Former Tampa Bay Buccaneers star Gerald McCoy has tons of love for his days with the team, expect when it comes to particular head coach.
Gerald McCoy retired from the NFL this offseason, but he’s taking some pretty incredible memories and stories with him.
His best years were spent with the Tampa Bay Buccaneers, which unfortunately overlapped with some of the darkest days in franchise history. It’s not McCoy’s fault the 2010s era for the Bucs was so pitifully bad and filled with empty promises, and for many he was the sole bright spot throughout that period of time.
Despite best efforts by some truly incompetent people, McCoy was a Pro Bowl player on one of the most consistently bad teams of the decade. There are more than a few folks who deserve blame for how things went, but the poster boy for those troubled times is former head coach Greg Schiano.
There was about a three second period where it looked like things might turn out, but what ensued after hiring Schiano were two of the worst years the team has ever endured. It wasn’t just the losing, but Schiano’s tenure is often cited as the turning point in the Bucs sharp descent into total darkness until Tom Brady helped everyone see the light again so many years later.
McCoy didn’t get to be a part of the Brady era, and he rightfully carries around an axe for what Schiano did to his team and his legacy while in Tampa Bay.
Bucs fans don’t need any convincing to pile on Schiano for what he did to the franchise, and hearing the joy in McCoy’s voice instantly sucked out of the room upon his mention is proof that the trauma is shared.
Gerald McCoy cooked Greg Schiano while re-telling old Bucs stories
McCoy sat down with Chris Long on the Green Light podcast to share some old stories from his playing days. Most of them are exactly the type of joyous stuff we’ve come to love and expect out of McCoy, but not even his high positivity personality can mask the disdain he has for Schiano.
McCoy was recalling the amazing dichotomy of former teammate Michael Bennett, and the goofy stories unsurprisingly come to an abrupt end when they begin to overlap with Schiano’s tenure.
”What Mike did, he was like a computer. He could download a whole offense, not practice all week, and some of the things you saw him do in Seattle he was doing in Tampa but we had Greg Schiano,” McCoy said. “He wasn’t allowing Mike to do all of that. So when he got to Seattle Pete [Carroll] was letting Mike make plays.”
We all knew that Schiano was bad news for the Bucs but this seems to be even more confirmation of how truly dark those days were for the franchise. Not only did Schiano grind any progress the franchise might have been making to a halt, but it’s pretty clear he set things back in a rather significant way.
Michael Bennett was a beloved player in Tampa Bay, and it was clear that he was an extremely talented player.

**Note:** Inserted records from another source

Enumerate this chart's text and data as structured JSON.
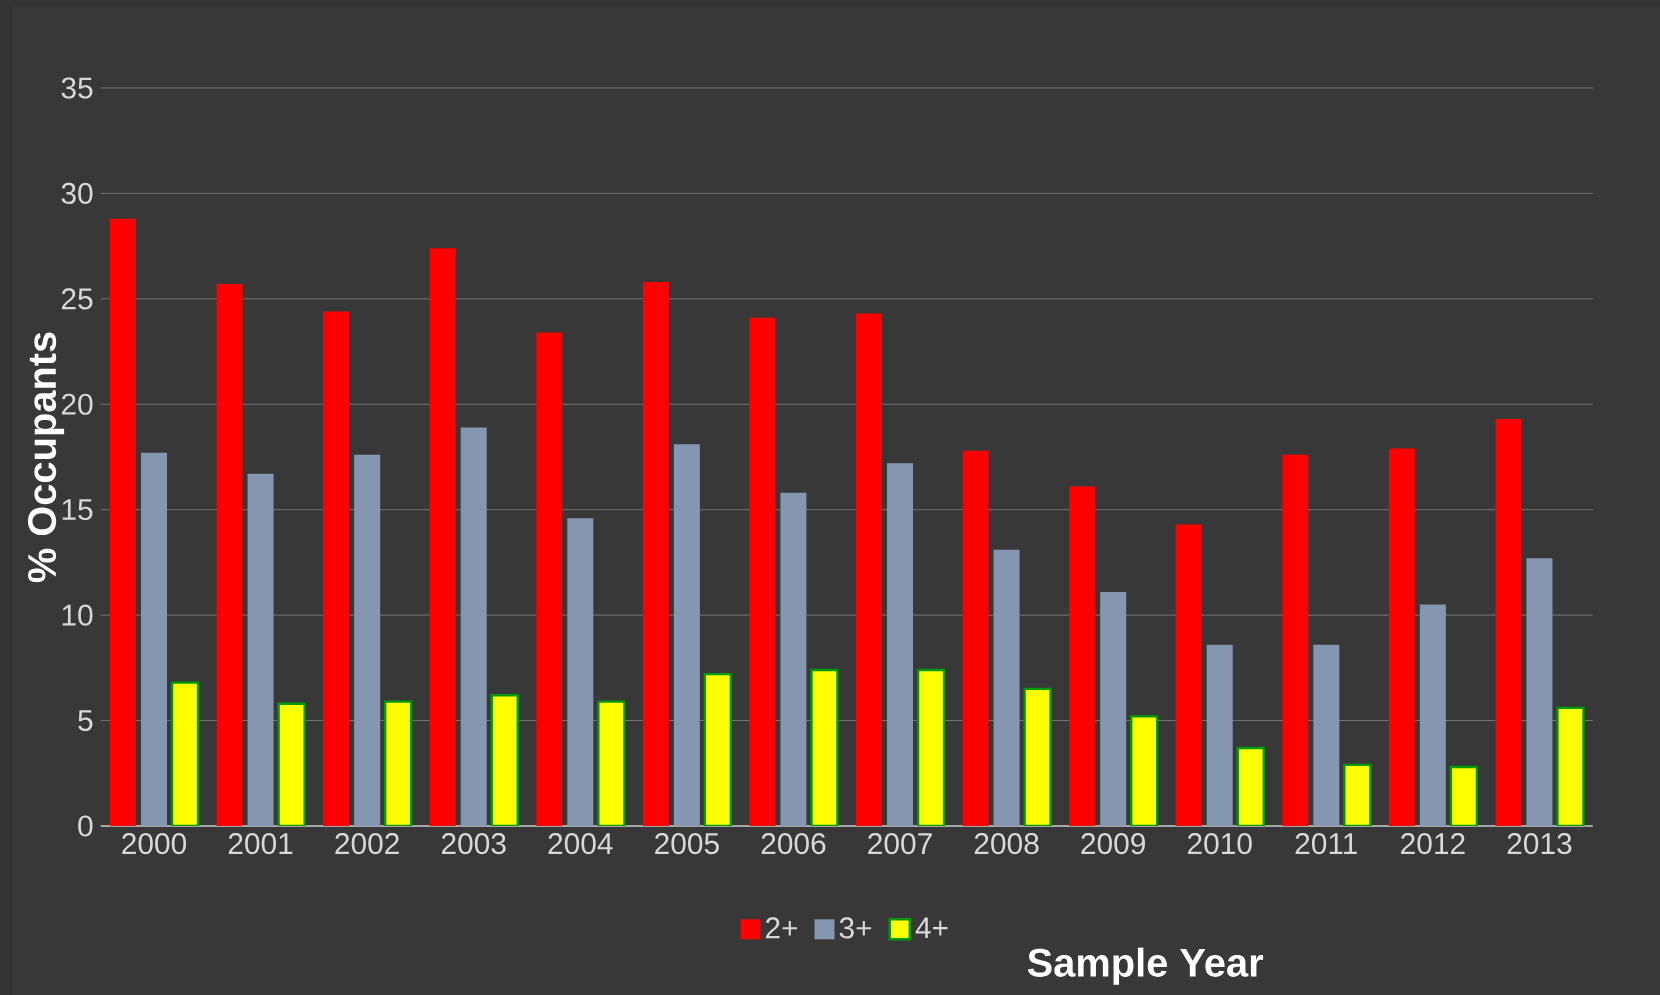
{
  "chart_data": {
    "type": "bar",
    "xlabel": "Sample Year",
    "ylabel": "% Occupants",
    "categories": [
      "2000",
      "2001",
      "2002",
      "2003",
      "2004",
      "2005",
      "2006",
      "2007",
      "2008",
      "2009",
      "2010",
      "2011",
      "2012",
      "2013"
    ],
    "series": [
      {
        "name": "2+",
        "color": "#ff0000",
        "values": [
          28.8,
          25.7,
          24.4,
          27.4,
          23.4,
          25.8,
          24.1,
          24.3,
          17.8,
          16.1,
          14.3,
          17.6,
          17.9,
          19.3
        ]
      },
      {
        "name": "3+",
        "color": "#8496b0",
        "values": [
          17.7,
          16.7,
          17.6,
          18.9,
          14.6,
          18.1,
          15.8,
          17.2,
          13.1,
          11.1,
          8.6,
          8.6,
          10.5,
          12.7
        ]
      },
      {
        "name": "4+",
        "color": "#ffff00",
        "values": [
          6.8,
          5.8,
          5.9,
          6.2,
          5.9,
          7.2,
          7.4,
          7.4,
          6.5,
          5.2,
          3.7,
          2.9,
          2.8,
          5.6
        ]
      }
    ],
    "ylim": [
      0,
      35
    ],
    "yticks": [
      0,
      5,
      10,
      15,
      20,
      25,
      30,
      35
    ],
    "grid": "y",
    "legend": "bottom"
  }
}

Fans who are routinely rushed off for being armchair analysts could see it clear as day, yet Schiano refused to allow his ego to recognize a player who could have helped change things both on and off the field in Tampa Bay.
McCoy went on to tell a story about how former Seahawks defensive coordinator Gus Bradley took the opposite approach to Bennett that Schiano did and how it impacted his coaching style.
“All the way up until last year with the Raiders, Gus Bradley would insert certain defenses and he had certain calls for the defensive line that he took because Mike did it on his own,” McCoy said. He’s not playing within the scheme of the defense because he’s thinking ‘this is stupid, I know where the ball is going’.”
Now, imagine if Schiano had tabled his faux tough guy schtick long enough to let Bennett leave an imprint on the Bucs defense. There’s no guarantee things would have worked out, but that era for the franchise likely would have been more fun and felt less like we were sent it military school.
There’s also a chance Bennett’s personality helped elevate the Bucs brand and made the team fun on a national stage even if the team still wasn’t able to get over the hump.
It’s another What-If from that era in Bucs football, and further confirmation that Greg Schiano was one of the biggest mistakes the franchise has ever made.